I have gridded emission .txt files which are in multiple folders, each .txt file has more than 1 million rows so excel can't open it and I need to filter data in each .txt file for specific latitude and longitude. Here I want to give a path for the folder so python can read each file from a folder and filter the data for the specific lat long
import pandas as pd
with open(r"C:\Users\VOC_spec_.txt",'r') as f2:
data = f2.read()
df = pd.DataFrame(columns=['lat', 'lon', 'emission']) # create the dataframe
df_sub = subset(df, Lat >= 28 & Lat <= 33 & Long >= 75 & Long <= 97)
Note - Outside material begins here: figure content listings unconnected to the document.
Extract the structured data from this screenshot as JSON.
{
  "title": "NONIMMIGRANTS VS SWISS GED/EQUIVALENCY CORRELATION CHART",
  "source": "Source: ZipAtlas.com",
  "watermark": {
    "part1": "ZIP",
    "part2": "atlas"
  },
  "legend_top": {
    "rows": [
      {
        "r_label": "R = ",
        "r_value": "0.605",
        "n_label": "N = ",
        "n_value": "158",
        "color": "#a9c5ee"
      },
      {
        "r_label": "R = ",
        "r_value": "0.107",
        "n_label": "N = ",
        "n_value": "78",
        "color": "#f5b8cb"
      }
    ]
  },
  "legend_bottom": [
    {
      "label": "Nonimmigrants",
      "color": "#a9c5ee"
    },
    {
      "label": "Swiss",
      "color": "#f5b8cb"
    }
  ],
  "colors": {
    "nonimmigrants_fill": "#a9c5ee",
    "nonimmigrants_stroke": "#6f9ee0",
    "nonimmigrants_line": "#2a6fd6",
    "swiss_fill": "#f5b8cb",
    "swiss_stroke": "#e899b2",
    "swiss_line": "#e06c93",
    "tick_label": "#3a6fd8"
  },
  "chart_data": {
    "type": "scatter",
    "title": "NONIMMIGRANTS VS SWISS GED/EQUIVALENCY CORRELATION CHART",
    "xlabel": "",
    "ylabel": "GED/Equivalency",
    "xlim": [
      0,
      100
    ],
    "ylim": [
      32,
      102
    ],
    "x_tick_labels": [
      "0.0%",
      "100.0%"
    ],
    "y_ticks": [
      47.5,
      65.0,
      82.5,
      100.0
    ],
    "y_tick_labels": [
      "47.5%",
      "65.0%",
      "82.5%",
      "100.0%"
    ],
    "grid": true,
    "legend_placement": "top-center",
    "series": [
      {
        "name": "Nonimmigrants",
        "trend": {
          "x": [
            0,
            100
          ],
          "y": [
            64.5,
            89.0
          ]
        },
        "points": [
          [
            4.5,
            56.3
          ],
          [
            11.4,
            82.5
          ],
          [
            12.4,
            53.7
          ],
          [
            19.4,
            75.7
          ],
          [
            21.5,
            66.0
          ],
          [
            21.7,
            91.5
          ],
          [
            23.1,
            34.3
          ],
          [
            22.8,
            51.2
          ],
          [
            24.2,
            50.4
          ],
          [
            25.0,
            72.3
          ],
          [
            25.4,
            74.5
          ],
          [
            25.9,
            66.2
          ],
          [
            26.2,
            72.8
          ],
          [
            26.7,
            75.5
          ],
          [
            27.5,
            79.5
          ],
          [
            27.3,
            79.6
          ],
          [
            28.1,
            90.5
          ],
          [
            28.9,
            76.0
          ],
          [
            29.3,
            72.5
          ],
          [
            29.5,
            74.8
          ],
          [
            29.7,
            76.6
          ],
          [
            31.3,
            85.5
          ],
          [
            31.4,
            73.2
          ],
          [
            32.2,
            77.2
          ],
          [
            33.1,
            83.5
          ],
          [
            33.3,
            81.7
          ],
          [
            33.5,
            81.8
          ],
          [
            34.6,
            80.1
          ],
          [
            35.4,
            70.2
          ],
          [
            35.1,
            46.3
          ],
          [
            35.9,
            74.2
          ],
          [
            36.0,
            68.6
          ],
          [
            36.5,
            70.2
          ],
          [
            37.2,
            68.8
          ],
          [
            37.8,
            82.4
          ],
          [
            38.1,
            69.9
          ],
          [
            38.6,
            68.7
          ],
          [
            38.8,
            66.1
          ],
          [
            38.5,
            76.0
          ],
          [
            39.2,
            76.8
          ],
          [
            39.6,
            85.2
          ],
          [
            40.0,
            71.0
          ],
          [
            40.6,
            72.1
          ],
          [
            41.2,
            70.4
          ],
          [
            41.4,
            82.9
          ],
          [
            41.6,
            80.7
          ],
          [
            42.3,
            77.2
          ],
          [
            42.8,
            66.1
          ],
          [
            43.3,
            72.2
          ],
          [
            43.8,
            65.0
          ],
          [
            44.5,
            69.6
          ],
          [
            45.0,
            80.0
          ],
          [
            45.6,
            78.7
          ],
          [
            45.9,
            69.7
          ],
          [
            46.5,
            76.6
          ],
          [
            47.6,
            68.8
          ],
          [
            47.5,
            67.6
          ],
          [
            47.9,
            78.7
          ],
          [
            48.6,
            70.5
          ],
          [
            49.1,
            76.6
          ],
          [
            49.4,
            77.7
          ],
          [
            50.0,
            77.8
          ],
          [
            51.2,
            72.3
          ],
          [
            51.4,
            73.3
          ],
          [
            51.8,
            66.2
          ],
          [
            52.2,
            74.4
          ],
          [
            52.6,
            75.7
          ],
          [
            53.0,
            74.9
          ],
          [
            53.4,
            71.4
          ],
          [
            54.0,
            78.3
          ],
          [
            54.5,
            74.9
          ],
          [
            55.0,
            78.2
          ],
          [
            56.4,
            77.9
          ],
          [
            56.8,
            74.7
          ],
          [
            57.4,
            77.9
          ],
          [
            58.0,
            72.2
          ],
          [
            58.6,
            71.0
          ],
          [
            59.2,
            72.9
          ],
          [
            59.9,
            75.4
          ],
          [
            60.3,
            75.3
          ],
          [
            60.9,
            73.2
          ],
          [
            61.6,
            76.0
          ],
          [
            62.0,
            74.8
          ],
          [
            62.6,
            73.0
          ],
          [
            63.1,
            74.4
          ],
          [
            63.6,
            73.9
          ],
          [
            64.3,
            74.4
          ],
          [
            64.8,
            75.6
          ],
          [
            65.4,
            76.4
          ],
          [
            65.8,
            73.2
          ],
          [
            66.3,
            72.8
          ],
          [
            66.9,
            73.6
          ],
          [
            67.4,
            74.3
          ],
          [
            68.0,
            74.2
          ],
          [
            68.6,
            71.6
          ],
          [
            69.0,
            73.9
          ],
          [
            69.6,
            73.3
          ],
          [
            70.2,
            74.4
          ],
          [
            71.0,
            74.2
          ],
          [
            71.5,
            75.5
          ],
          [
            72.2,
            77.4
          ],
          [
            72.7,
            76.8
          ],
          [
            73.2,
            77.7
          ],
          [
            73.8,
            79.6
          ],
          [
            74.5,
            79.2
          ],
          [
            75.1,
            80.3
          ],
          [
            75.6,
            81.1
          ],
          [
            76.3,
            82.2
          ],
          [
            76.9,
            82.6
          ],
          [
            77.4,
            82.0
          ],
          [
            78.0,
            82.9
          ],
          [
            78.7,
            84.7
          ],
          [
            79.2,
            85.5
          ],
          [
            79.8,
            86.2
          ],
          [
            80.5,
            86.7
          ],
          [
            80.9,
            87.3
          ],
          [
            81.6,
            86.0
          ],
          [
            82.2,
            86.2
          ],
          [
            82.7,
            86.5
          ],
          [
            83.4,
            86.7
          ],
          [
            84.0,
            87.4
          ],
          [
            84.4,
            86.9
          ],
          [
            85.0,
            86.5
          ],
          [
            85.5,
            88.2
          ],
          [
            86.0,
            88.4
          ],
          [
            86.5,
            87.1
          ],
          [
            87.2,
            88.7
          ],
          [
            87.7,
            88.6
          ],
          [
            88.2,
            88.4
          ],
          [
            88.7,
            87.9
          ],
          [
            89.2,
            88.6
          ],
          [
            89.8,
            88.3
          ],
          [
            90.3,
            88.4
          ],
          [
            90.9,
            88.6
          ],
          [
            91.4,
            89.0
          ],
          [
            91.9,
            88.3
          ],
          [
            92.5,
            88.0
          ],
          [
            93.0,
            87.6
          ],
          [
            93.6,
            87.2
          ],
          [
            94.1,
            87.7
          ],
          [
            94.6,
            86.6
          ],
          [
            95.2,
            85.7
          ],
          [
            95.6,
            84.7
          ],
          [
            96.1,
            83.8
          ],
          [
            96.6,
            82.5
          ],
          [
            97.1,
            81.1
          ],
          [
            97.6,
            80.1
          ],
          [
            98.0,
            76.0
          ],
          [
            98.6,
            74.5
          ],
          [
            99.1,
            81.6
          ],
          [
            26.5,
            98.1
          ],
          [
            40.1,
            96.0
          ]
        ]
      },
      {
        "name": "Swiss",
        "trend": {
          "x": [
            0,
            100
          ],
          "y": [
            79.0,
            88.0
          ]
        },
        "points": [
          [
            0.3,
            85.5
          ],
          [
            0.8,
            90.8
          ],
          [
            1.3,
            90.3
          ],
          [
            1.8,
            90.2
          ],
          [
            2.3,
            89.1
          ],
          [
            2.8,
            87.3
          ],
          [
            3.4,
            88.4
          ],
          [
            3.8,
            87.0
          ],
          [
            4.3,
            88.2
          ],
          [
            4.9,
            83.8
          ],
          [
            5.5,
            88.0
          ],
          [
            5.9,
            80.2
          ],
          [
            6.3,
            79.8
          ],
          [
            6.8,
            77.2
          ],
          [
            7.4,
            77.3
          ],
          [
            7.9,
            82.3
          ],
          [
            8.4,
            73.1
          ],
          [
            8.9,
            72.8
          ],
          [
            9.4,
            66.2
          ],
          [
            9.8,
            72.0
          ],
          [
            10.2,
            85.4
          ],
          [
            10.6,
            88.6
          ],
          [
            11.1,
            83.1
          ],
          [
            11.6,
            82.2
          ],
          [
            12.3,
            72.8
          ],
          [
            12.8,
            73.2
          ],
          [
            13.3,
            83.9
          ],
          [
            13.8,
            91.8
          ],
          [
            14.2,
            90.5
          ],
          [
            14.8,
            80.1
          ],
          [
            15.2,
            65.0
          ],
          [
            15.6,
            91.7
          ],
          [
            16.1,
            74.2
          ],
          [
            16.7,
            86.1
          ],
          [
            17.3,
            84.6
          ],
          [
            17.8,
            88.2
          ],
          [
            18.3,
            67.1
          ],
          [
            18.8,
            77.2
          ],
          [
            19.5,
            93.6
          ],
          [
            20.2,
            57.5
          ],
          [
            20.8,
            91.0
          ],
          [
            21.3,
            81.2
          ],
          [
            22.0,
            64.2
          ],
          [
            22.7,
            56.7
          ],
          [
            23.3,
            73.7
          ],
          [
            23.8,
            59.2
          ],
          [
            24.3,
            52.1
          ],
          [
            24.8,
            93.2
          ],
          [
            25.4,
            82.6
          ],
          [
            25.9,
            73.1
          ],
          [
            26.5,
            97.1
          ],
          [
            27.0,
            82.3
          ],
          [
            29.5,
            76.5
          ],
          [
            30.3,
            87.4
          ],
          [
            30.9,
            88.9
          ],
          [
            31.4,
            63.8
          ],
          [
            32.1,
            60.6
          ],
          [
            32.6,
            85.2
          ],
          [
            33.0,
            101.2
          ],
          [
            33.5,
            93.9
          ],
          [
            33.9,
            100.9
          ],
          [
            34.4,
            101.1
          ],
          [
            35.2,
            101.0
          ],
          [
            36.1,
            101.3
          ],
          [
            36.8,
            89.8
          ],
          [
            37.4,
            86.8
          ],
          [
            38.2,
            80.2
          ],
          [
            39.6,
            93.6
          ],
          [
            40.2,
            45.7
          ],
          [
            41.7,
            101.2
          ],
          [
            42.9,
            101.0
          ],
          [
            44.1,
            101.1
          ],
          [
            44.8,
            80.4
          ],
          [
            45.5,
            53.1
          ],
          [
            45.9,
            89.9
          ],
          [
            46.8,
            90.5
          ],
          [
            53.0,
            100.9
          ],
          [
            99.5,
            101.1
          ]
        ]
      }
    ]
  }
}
this gives an error name 'subset' is not defined
Does anyone know how to write it efficiently and save in .txt format. It will be great help
CodePudding user response:
subset
is a function from R
. Pandas has some options as query
:
df_sub=df.query('lat >= 28 & lat <= 33 & lon >= 75 & lon <= 97')
Or you can also use boolean indexing:
df_sub=df[(df['lat']>=28) & (df['lat']<=33) &(df['lon']>=75) &(df['lon']<=97) ]
CodePudding user response:
You can use the following code to filter a txt file using pandas. Note: you should define the delimiter correctly! it can be a whitespace or a comma or other things.
import pandas as pd
import os
delimiter='\t'
for filename in os.listdir("C:\Users"):
if filename.endswith(".txt"):
file_path = os.path.join(folder_path, filename)
df = pd.read_csv(file_path, delimiter=delimiter)
df_sub = df[(df['Lat'] >= 28) & (df['Lat'] <= 33) & (df['Long'] >= 75) & (df['Long'] <= 97)]
You can then do something with df_sub here, like saving it to a new file. I would suggest write them as a csv file:
new_file_path = os.path.join(folder_path, "filtered_" filename[:-4] ".csv")
df_sub.to_csv(new_file_path, sep=',', index=False)
CodePudding user response:
You can easily do it without Dataframes:
with open(r"C:\Users\VOC_spec_.txt", "r") as file:
data = file.read().strip(" \n").split("\n")
filtered = []
for line in data:
l = line.split(',')
lat, long, em = float(l[0].strip()), float(l[1].strip()), float(l[2].strip())
if lat >= 28 and lat <= 33 and long >= 75 and long <= 97:
filtered.append([lat, long, em])
Now filtered
only contains the matching lines. Note that I split each line with ','
assuming your CSV is comma-delimited. Replace that with the delimiter matching your file.